John Cleeve
- Born: John Kingdon Cleeve 14 February 1864 Woolloomooloo, New South Wales
- Died: 7 April 1952 (aged 88) Penrith, New South Wales
- School: Newington College
- Notable relative: James Cleeve

Rugby union career
- Position: Half–back

Provincial / State sides
- Years: Team / Apps / (Points)
- NSW Waratahs

International career
- Years: Team / Apps / (Points)
- 1884: Australia

= John Cleeve =

John Kingdon Cleeve (14 February 1864 - 7 April 1952) was an Australian rugby union player. The Australian Rugby Union’s records show him playing just one Test match for New South Wales, in 1884. He won representative caps for the colony against New Zealand in 1884 and Queensland in 1885. Playing as a halfback, he was described by the Sydney Morning Herald as ‘...a decided acquisition [for the 1884 match against New Zealand], as he is a resolute and hard-working player.’

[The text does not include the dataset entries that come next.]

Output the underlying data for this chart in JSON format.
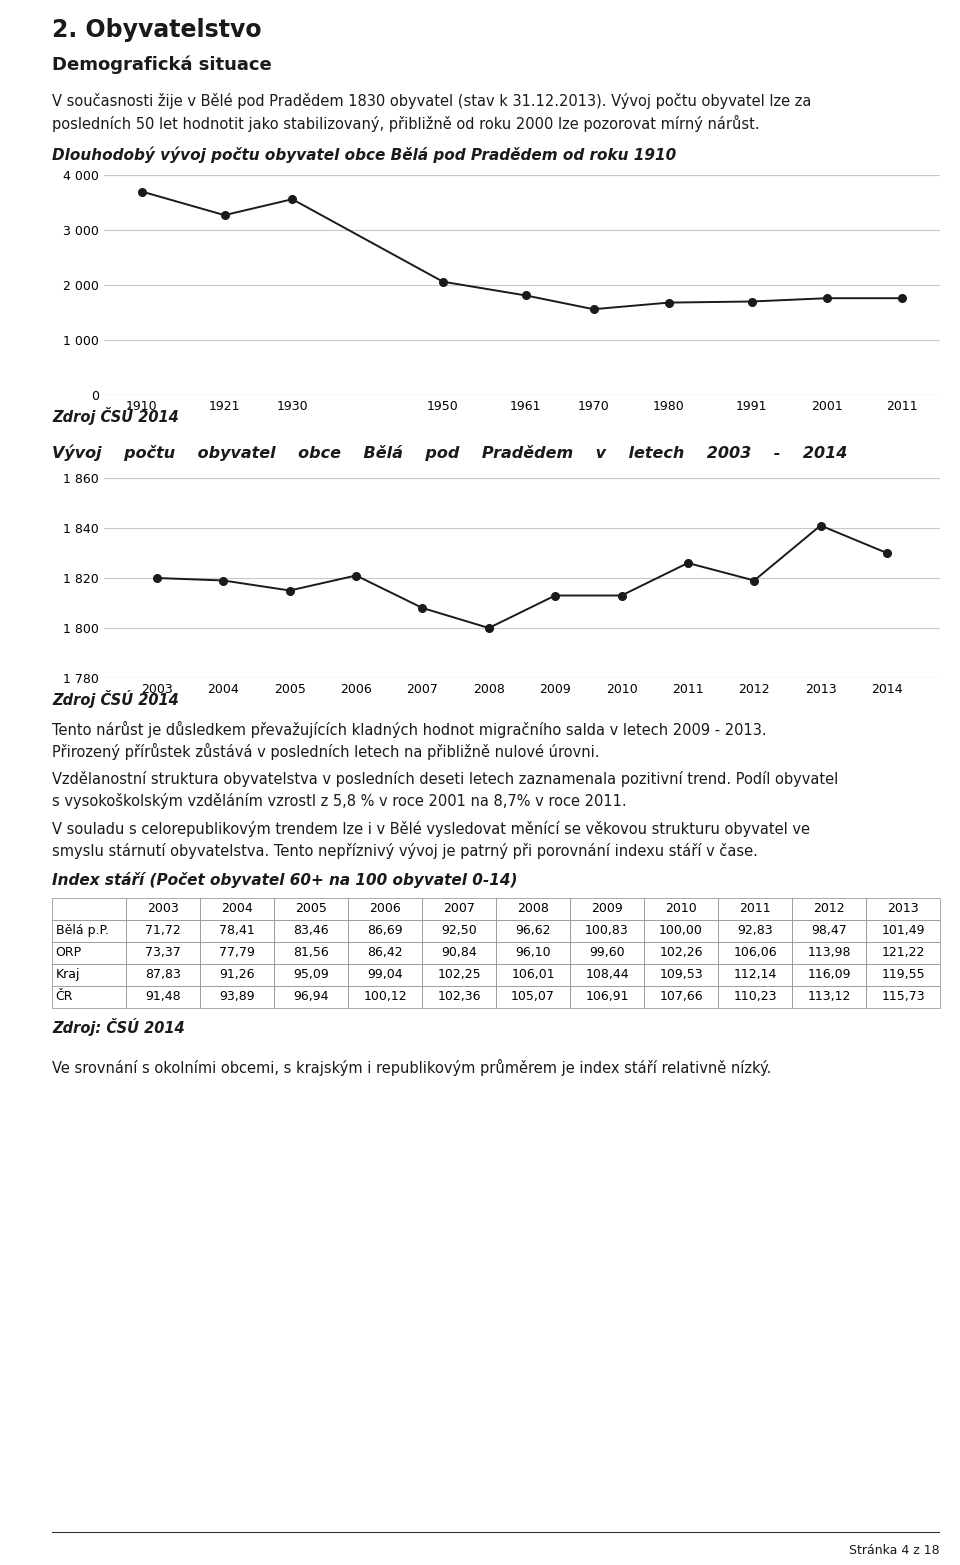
{
  "title_main": "2. Obyvatelstvo",
  "subtitle_demog": "Demografická situace",
  "para1_line1": "V současnosti žije v Bělé pod Pradědem 1830 obyvatel (stav k 31.12.2013). Vývoj počtu obyvatel lze za",
  "para1_line2": "posledních 50 let hodnotit jako stabilizovaný, přibližně od roku 2000 lze pozorovat mírný nárůst.",
  "chart1_title": "Dlouhodobý vývoj počtu obyvatel obce Bělá pod Pradědem od roku 1910",
  "chart1_x": [
    1910,
    1921,
    1930,
    1950,
    1961,
    1970,
    1980,
    1991,
    2001,
    2011
  ],
  "chart1_y": [
    3700,
    3270,
    3560,
    2060,
    1810,
    1560,
    1680,
    1700,
    1760,
    1760
  ],
  "chart1_ylim": [
    0,
    4000
  ],
  "chart1_yticks": [
    0,
    1000,
    2000,
    3000,
    4000
  ],
  "chart1_ytick_labels": [
    "0",
    "1 000",
    "2 000",
    "3 000",
    "4 000"
  ],
  "chart1_source": "Zdroj ČSÚ 2014",
  "chart2_title": "Vývoj    počtu    obyvatel    obce    Bělá    pod    Pradědem    v    letech    2003    -    2014",
  "chart2_years": [
    2003,
    2004,
    2005,
    2006,
    2007,
    2008,
    2009,
    2010,
    2011,
    2012,
    2013,
    2014
  ],
  "chart2_values": [
    1820,
    1819,
    1815,
    1821,
    1808,
    1800,
    1813,
    1813,
    1826,
    1819,
    1841,
    1830
  ],
  "chart2_ylim": [
    1780,
    1860
  ],
  "chart2_yticks": [
    1780,
    1800,
    1820,
    1840,
    1860
  ],
  "chart2_ytick_labels": [
    "1 780",
    "1 800",
    "1 820",
    "1 840",
    "1 860"
  ],
  "chart2_source": "Zdroj ČSÚ 2014",
  "para2_line1": "Tento nárůst je důsledkem převažujících kladných hodnot migračního salda v letech 2009 - 2013.",
  "para2_line2": "Přirozený přírůstek zůstává v posledních letech na přibližně nulové úrovni.",
  "para3_line1": "Vzdělanostní struktura obyvatelstva v posledních deseti letech zaznamenala pozitivní trend. Podíl obyvatel",
  "para3_line2": "s vysokoškolským vzděláním vzrostl z 5,8 % v roce 2001 na 8,7% v roce 2011.",
  "para4_line1": "V souladu s celorepublikovým trendem lze i v Bělé vysledovat měnící se věkovou strukturu obyvatel ve",
  "para4_line2": "smyslu stárnutí obyvatelstva. Tento nepříznivý vývoj je patrný při porovnání indexu stáří v čase.",
  "index_title": "Index stáří (Počet obyvatel 60+ na 100 obyvatel 0-14)",
  "table_col_header": [
    "",
    "2003",
    "2004",
    "2005",
    "2006",
    "2007",
    "2008",
    "2009",
    "2010",
    "2011",
    "2012",
    "2013"
  ],
  "table_rows": [
    [
      "Bělá p.P.",
      "71,72",
      "78,41",
      "83,46",
      "86,69",
      "92,50",
      "96,62",
      "100,83",
      "100,00",
      "92,83",
      "98,47",
      "101,49"
    ],
    [
      "ORP",
      "73,37",
      "77,79",
      "81,56",
      "86,42",
      "90,84",
      "96,10",
      "99,60",
      "102,26",
      "106,06",
      "113,98",
      "121,22"
    ],
    [
      "Kraj",
      "87,83",
      "91,26",
      "95,09",
      "99,04",
      "102,25",
      "106,01",
      "108,44",
      "109,53",
      "112,14",
      "116,09",
      "119,55"
    ],
    [
      "ČR",
      "91,48",
      "93,89",
      "96,94",
      "100,12",
      "102,36",
      "105,07",
      "106,91",
      "107,66",
      "110,23",
      "113,12",
      "115,73"
    ]
  ],
  "table_source": "Zdroj: ČSÚ 2014",
  "para5": "Ve srovnání s okolními obcemi, s krajským i republikovým průměrem je index stáří relativně nízký.",
  "footer": "Stránka 4 z 18",
  "line_color": "#1a1a1a",
  "marker_color": "#1a1a1a",
  "grid_color": "#c8c8c8",
  "bg_color": "#ffffff",
  "text_color": "#1a1a1a"
}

Cleeve and his twin brother, James Cleeve (14 February 1864 - 7 February 1909) were born in Woolloomooloo, New South Wales to John Cleeve, Police magistrate of Penrith, New South Wales, and Frances "Fanny" (née Oatley). The Cleve boys attended Newington College in 1881 and 1882 whilst the cricketer Joseph Coates was Headmaster.